The Spanish satirical novel, “Fray Gerundio de Campazas,” contains a lively picture of the adventures of a Novice. It was written by Padre Isla, a Jesuit, for the purpose of checking the foppery and absurdity of the popular preachers. Cervantes himself could not boast of greater success in banishing the books of Chivalry than Isla in shaming the friars out of the affected and often profane concetti, which, in his time, were mistaken for pulpit eloquence. But the Inquisition could not endure that her great props, the religious orders, should be exposed, in any of their members, to the shafts of ridicule; and Fray Gerundio was prohibited.

NOTE K.

A book entitled Memorias para la vida del Excmo. Señor D. Gaspar Melchor de Jovellanos, was published, at Madrid, in 1814, by Cean Bermudez. This gentleman, whose uninterrupted intimacy from early youth with the subject of his Memoirs, enabled him to draw an animated picture of one of the most interesting men that Spain has produced in her decline, has, probably, from the habits of reserve and false notions of decorum, still prevalent in that country, greatly disappointed our hopes. What relates to Jovellanos himself is confined to a few pages, containing little more than the dates of events connected with his public life, some vague declamation, and a few inuendos on the great intrigues which, having raised him to the ministry, confined him soon after to the fortress of Bellver. The second part contains a catalogue, and a slight analysis of his works. The friends of Jovellanos, however, are indebted to the author of the Memorias, for the help which this collection of notes on the life of that truly excellent and amiable man will afford any future writer who, with more settled habits of freedom, and altogether under more favourable circumstances, shall undertake to draw the full-length picture of which we yet scarcely possess a sketch.

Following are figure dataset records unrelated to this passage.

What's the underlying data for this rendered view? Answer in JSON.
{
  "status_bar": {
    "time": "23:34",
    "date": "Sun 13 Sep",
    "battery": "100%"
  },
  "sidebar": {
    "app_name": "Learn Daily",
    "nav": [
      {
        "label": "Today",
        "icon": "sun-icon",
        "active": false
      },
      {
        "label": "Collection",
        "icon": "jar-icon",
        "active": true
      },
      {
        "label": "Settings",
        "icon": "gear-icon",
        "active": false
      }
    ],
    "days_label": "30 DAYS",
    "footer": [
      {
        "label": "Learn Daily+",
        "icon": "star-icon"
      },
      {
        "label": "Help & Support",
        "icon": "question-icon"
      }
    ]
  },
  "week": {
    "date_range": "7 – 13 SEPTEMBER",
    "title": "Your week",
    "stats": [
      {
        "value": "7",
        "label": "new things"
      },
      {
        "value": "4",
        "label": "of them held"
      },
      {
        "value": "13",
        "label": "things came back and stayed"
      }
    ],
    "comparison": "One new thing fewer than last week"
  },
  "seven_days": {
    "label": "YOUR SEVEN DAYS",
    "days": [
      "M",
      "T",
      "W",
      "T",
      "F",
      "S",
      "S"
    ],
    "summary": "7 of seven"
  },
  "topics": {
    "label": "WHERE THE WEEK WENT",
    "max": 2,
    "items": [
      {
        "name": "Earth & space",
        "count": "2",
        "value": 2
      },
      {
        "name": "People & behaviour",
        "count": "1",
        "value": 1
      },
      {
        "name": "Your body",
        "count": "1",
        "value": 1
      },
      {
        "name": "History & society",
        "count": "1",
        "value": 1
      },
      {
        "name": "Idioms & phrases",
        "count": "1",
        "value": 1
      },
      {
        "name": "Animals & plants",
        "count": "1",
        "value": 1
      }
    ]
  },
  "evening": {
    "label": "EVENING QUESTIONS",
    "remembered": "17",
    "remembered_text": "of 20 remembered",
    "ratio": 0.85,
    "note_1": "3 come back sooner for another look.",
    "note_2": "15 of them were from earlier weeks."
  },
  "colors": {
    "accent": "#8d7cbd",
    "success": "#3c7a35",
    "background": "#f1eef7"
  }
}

For the satisfaction of such of our readers as may wish to know the fate of Jovellanos, we subjoin a brief account of the last years of his life.

Upon the accession of Ferdinand VII., Jovellanos was, by royal order, released from his confinement, and subsequently elected a Member of the Central Junta. When the French entered Seville in 1810, and the Regency of Cadiz superseded the Junta, he wished to retire to his native place, Gijon, in Asturias.

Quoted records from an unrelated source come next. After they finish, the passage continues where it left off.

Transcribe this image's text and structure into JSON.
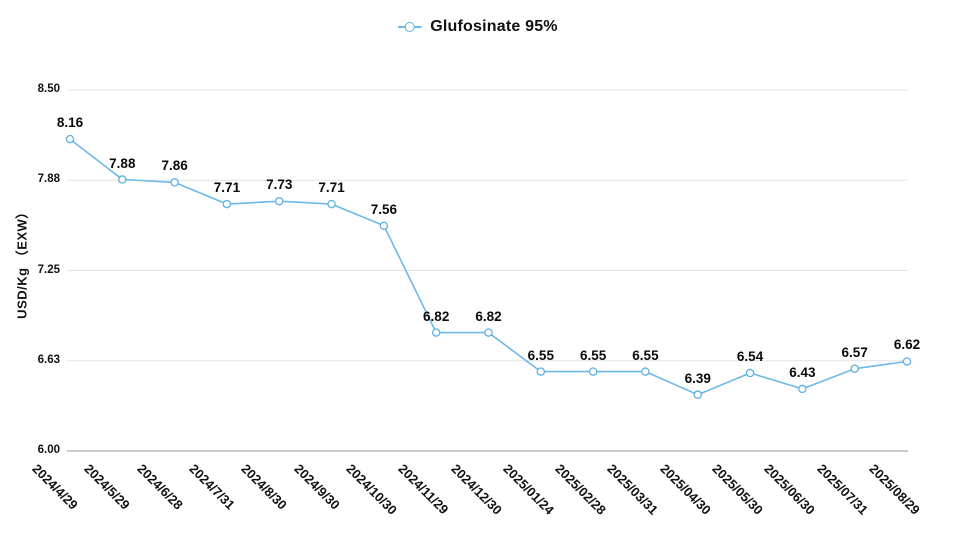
{
  "legend": {
    "label": "Glufosinate 95%"
  },
  "y_axis_title": "USD/Kg （EXW）",
  "chart_data": {
    "type": "line",
    "title": "Glufosinate 95%",
    "series_name": "Glufosinate 95%",
    "xlabel": "",
    "ylabel": "USD/Kg （EXW）",
    "categories": [
      "2024/4/29",
      "2024/5/29",
      "2024/6/28",
      "2024/7/31",
      "2024/8/30",
      "2024/9/30",
      "2024/10/30",
      "2024/11/29",
      "2024/12/30",
      "2025/01/24",
      "2025/02/28",
      "2025/03/31",
      "2025/04/30",
      "2025/05/30",
      "2025/06/30",
      "2025/07/31",
      "2025/08/29"
    ],
    "values": [
      8.16,
      7.88,
      7.86,
      7.71,
      7.73,
      7.71,
      7.56,
      6.82,
      6.82,
      6.55,
      6.55,
      6.55,
      6.39,
      6.54,
      6.43,
      6.57,
      6.62
    ],
    "ylim": [
      6.0,
      8.5
    ],
    "yticks": [
      {
        "label": "8.50",
        "value": 8.5
      },
      {
        "label": "7.88",
        "value": 7.875
      },
      {
        "label": "7.25",
        "value": 7.25
      },
      {
        "label": "6.63",
        "value": 6.625
      },
      {
        "label": "6.00",
        "value": 6.0
      }
    ],
    "grid": true,
    "legend_position": "top-center",
    "point_labels_visible": true,
    "colors": {
      "line": "#6db9e8",
      "marker_stroke": "#5fb0e2",
      "marker_fill": "#ffffff",
      "grid": "#e4e4e4",
      "axis": "#999999",
      "text": "#111111"
    }
  }
}
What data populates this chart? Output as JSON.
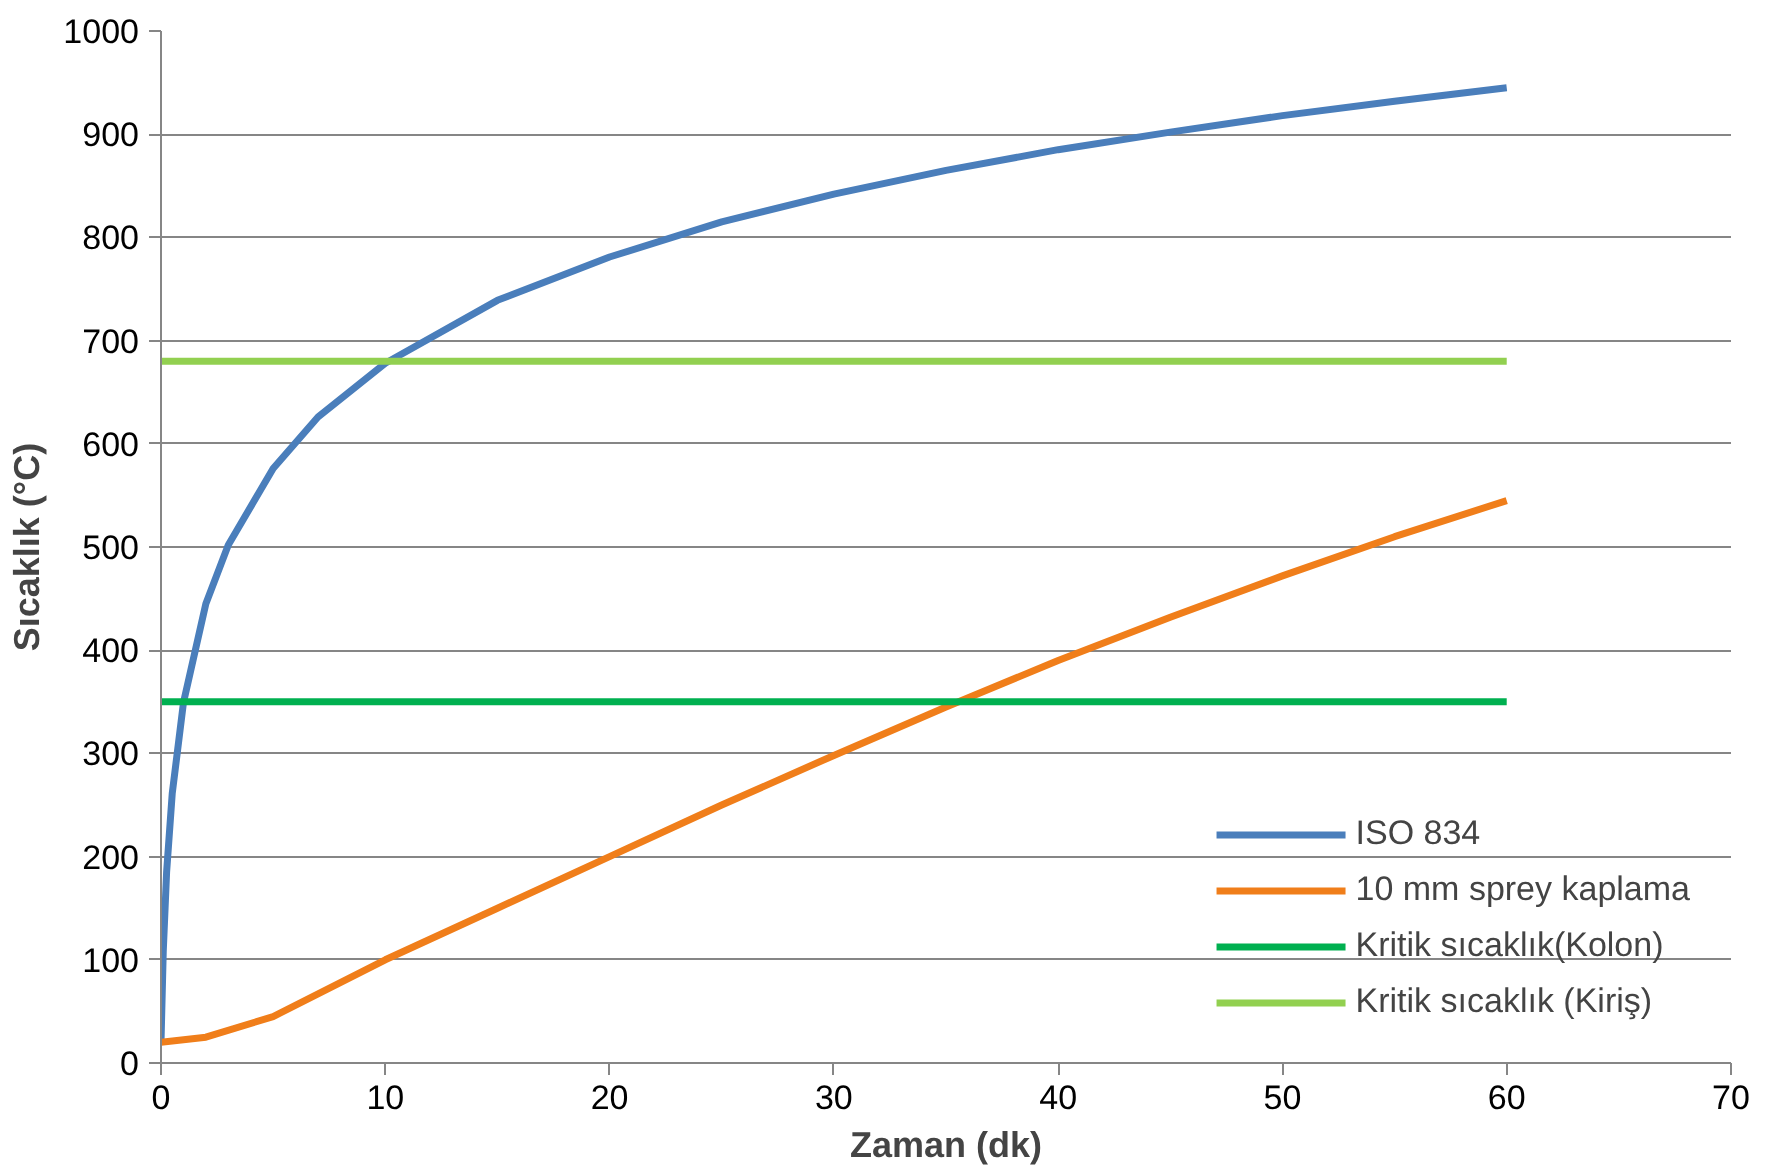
{
  "chart_data": {
    "type": "line",
    "xlabel": "Zaman (dk)",
    "ylabel": "Sıcaklık (°C)",
    "xlim": [
      0,
      70
    ],
    "xticks": [
      0,
      10,
      20,
      30,
      40,
      50,
      60,
      70
    ],
    "ylim": [
      0,
      1000
    ],
    "yticks": [
      0,
      100,
      200,
      300,
      400,
      500,
      600,
      700,
      800,
      900,
      1000
    ],
    "grid": "y",
    "legend": "bottom right",
    "line_style": "solid",
    "marker": "none",
    "series": [
      {
        "name": "ISO 834",
        "color": "#4a7ebb",
        "x": [
          0,
          0.1,
          0.25,
          0.5,
          1,
          2,
          3,
          5,
          7,
          10,
          15,
          20,
          25,
          30,
          35,
          40,
          45,
          50,
          55,
          60
        ],
        "values": [
          20,
          108,
          185,
          261,
          349,
          445,
          502,
          576,
          626,
          678,
          739,
          781,
          815,
          842,
          865,
          885,
          902,
          918,
          932,
          945
        ]
      },
      {
        "name": "10 mm sprey kaplama",
        "color": "#f07e1a",
        "x": [
          0,
          2,
          5,
          10,
          15,
          20,
          25,
          30,
          35,
          40,
          45,
          50,
          55,
          60
        ],
        "values": [
          20,
          25,
          45,
          100,
          150,
          200,
          250,
          298,
          345,
          390,
          432,
          472,
          510,
          545
        ]
      },
      {
        "name": "Kritik sıcaklık(Kolon)",
        "color": "#00b050",
        "x": [
          0,
          60
        ],
        "values": [
          350,
          350
        ]
      },
      {
        "name": "Kritik sıcaklık (Kiriş)",
        "color": "#92d050",
        "x": [
          0,
          60
        ],
        "values": [
          680,
          680
        ]
      }
    ]
  }
}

The popular feeling, exasperated by national misfortunes, was now venting itself against the abdicated Government, to whose want of energy the advantages of the French were indiscriminately attributed; and Jovellanos, accidentally detained in the Bay of Cadiz, had the mortification of learning that he was involved in the absurd and shameful suspicion of having shared in the spoil of the Spanish treasury, with which the Central Junta was charged. A dignified appeal to the candour of the nation, which he sent to the Cadiz papers for insertion, was not permitted to see the light—so narrow and illiberal were the views of the Regency—and the feeling and high-minded Castilian had to sail under the intolerable apprehension that some of his countrymen might look upon him as a felon endeavouring to abscond from justice.

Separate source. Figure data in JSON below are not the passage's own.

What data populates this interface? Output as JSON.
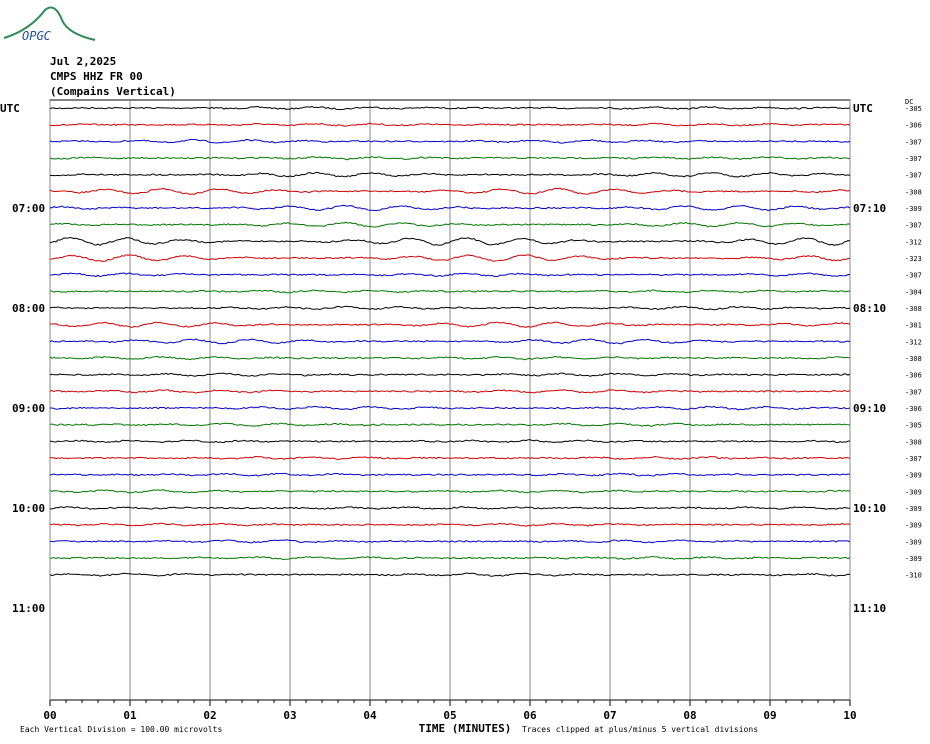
{
  "logo": "OPGC",
  "header": {
    "date": "Jul 2,2025",
    "station": "CMPS HHZ FR 00",
    "name": "(Compains Vertical)"
  },
  "left_labels": [
    "UTC",
    "07:00",
    "08:00",
    "09:00",
    "10:00",
    "11:00"
  ],
  "right_labels": [
    "UTC",
    "07:10",
    "08:10",
    "09:10",
    "10:10",
    "11:10"
  ],
  "dc_header": "DC",
  "dc_offsets": [
    "-305",
    "-306",
    "-307",
    "-307",
    "-307",
    "-308",
    "-309",
    "-307",
    "-312",
    "-323",
    "-307",
    "-304",
    "-308",
    "-301",
    "-312",
    "-308",
    "-306",
    "-307",
    "-306",
    "-305",
    "-308",
    "-307",
    "-309",
    "-309",
    "-309",
    "-309",
    "-309",
    "-309",
    "-310"
  ],
  "trace_colors": [
    "#000000",
    "#d00000",
    "#0000c8",
    "#007800"
  ],
  "x_ticks": [
    "00",
    "01",
    "02",
    "03",
    "04",
    "05",
    "06",
    "07",
    "08",
    "09",
    "10"
  ],
  "x_title": "TIME (MINUTES)",
  "footer": {
    "scale": "Each Vertical Division =  100.00 microvolts",
    "clip": "Traces clipped at plus/minus 5 vertical divisions"
  }
}
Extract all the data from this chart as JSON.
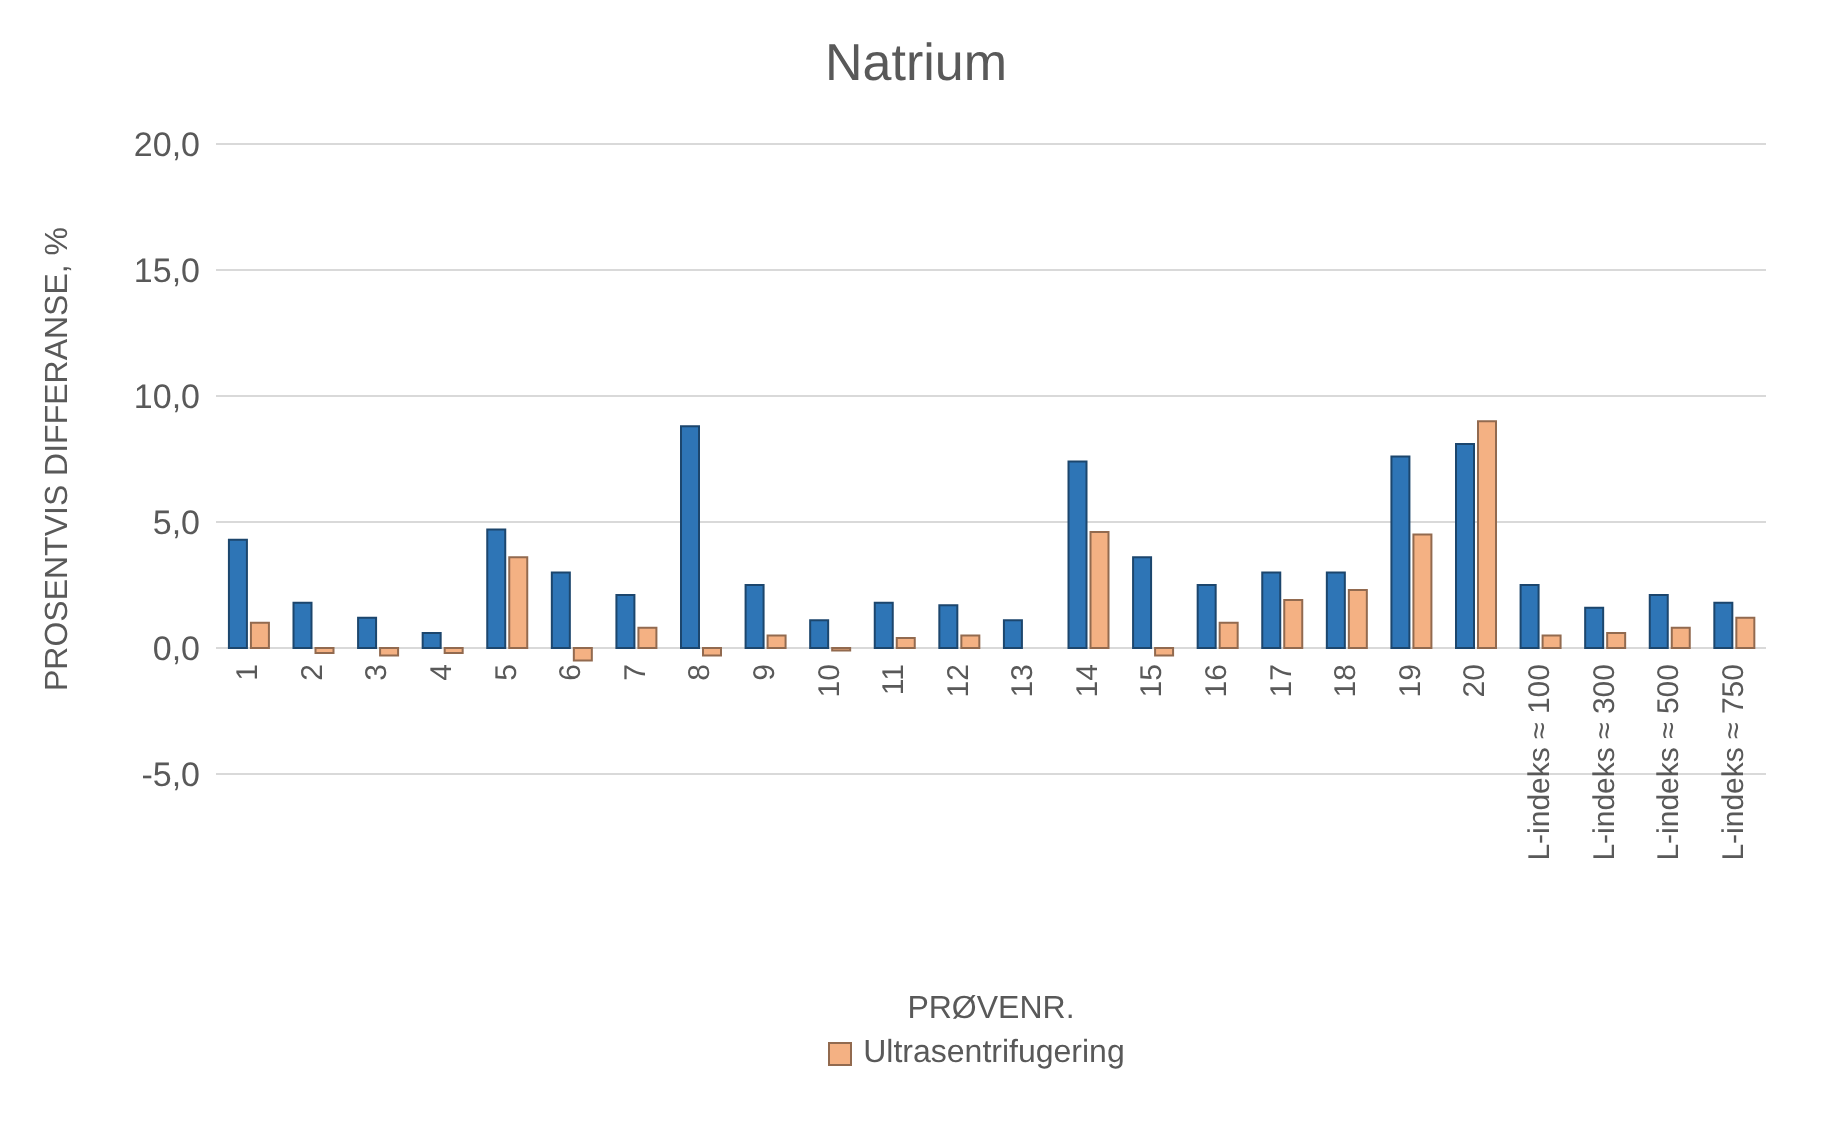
{
  "chart_data": {
    "type": "bar",
    "title": "Natrium",
    "xlabel": "PRØVENR.",
    "ylabel": "PROSENTVIS DIFFERANSE, %",
    "categories": [
      "1",
      "2",
      "3",
      "4",
      "5",
      "6",
      "7",
      "8",
      "9",
      "10",
      "11",
      "12",
      "13",
      "14",
      "15",
      "16",
      "17",
      "18",
      "19",
      "20",
      "L-indeks ≈ 100",
      "L-indeks ≈ 300",
      "L-indeks ≈ 500",
      "L-indeks ≈ 750"
    ],
    "series": [
      {
        "color": "#2e75b6",
        "values": [
          4.3,
          1.8,
          1.2,
          0.6,
          4.7,
          3.0,
          2.1,
          8.8,
          2.5,
          1.1,
          1.8,
          1.7,
          1.1,
          7.4,
          3.6,
          2.5,
          3.0,
          3.0,
          7.6,
          8.1,
          2.5,
          1.6,
          2.1,
          1.8
        ]
      },
      {
        "name": "Ultrasentrifugering",
        "color": "#f4b183",
        "values": [
          1.0,
          -0.2,
          -0.3,
          -0.2,
          3.6,
          -0.5,
          0.8,
          -0.3,
          0.5,
          -0.1,
          0.4,
          0.5,
          null,
          4.6,
          -0.3,
          1.0,
          1.9,
          2.3,
          4.5,
          9.0,
          0.5,
          0.6,
          0.8,
          1.2
        ]
      }
    ],
    "ylim": [
      -5,
      20
    ],
    "yticks": [
      {
        "value": -5,
        "label": "-5,0"
      },
      {
        "value": 0,
        "label": "0,0"
      },
      {
        "value": 5,
        "label": "5,0"
      },
      {
        "value": 10,
        "label": "10,0"
      },
      {
        "value": 15,
        "label": "15,0"
      },
      {
        "value": 20,
        "label": "20,0"
      }
    ],
    "grid": "y",
    "legend": "bottom"
  }
}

If any one circumstance could add to the painfulness of Jovellanos’s situation, it was that, while the thoughtlessness or the ingratitude of his countrymen thus involved him in a suspicion of peculation, the state of his finances was such as to have obliged him to accept the sum of little more than one hundred pounds, the savings of many year’s service, which his trusty valet pressed upon him, with tears, that he might defray the expenses of their removal from Seville.

After being almost wrecked on the coast of Galicia, Jovellanos was obliged to land at the small town of Muros. Here he had to endure a fresh insult from the petty Junta of that province, by whose orders his papers were minutely searched, and copies taken at the option of an officer sent for that purpose with a military detachment.

A temporary retreat of the French from Gijon enabled Jovellanos to revisit his native town; but an unexpected return of the invaders obliged him soon after to take ship with the utmost precipitation. His flight was so sudden that he was actually at sea without having determined upon a place of refuge. Had the venerable and unhappy fugitive listened to the repeated invitations which his intimate friend Lord Holland sent him after the first appearance of danger from the progress of the French, his life might have been prolonged under the hospitable roof of Holland House. But Jovellanos’s notions of public duty were too exalted and romantic: and he would not quit Spain while there was a single spot in the possession of her patriots.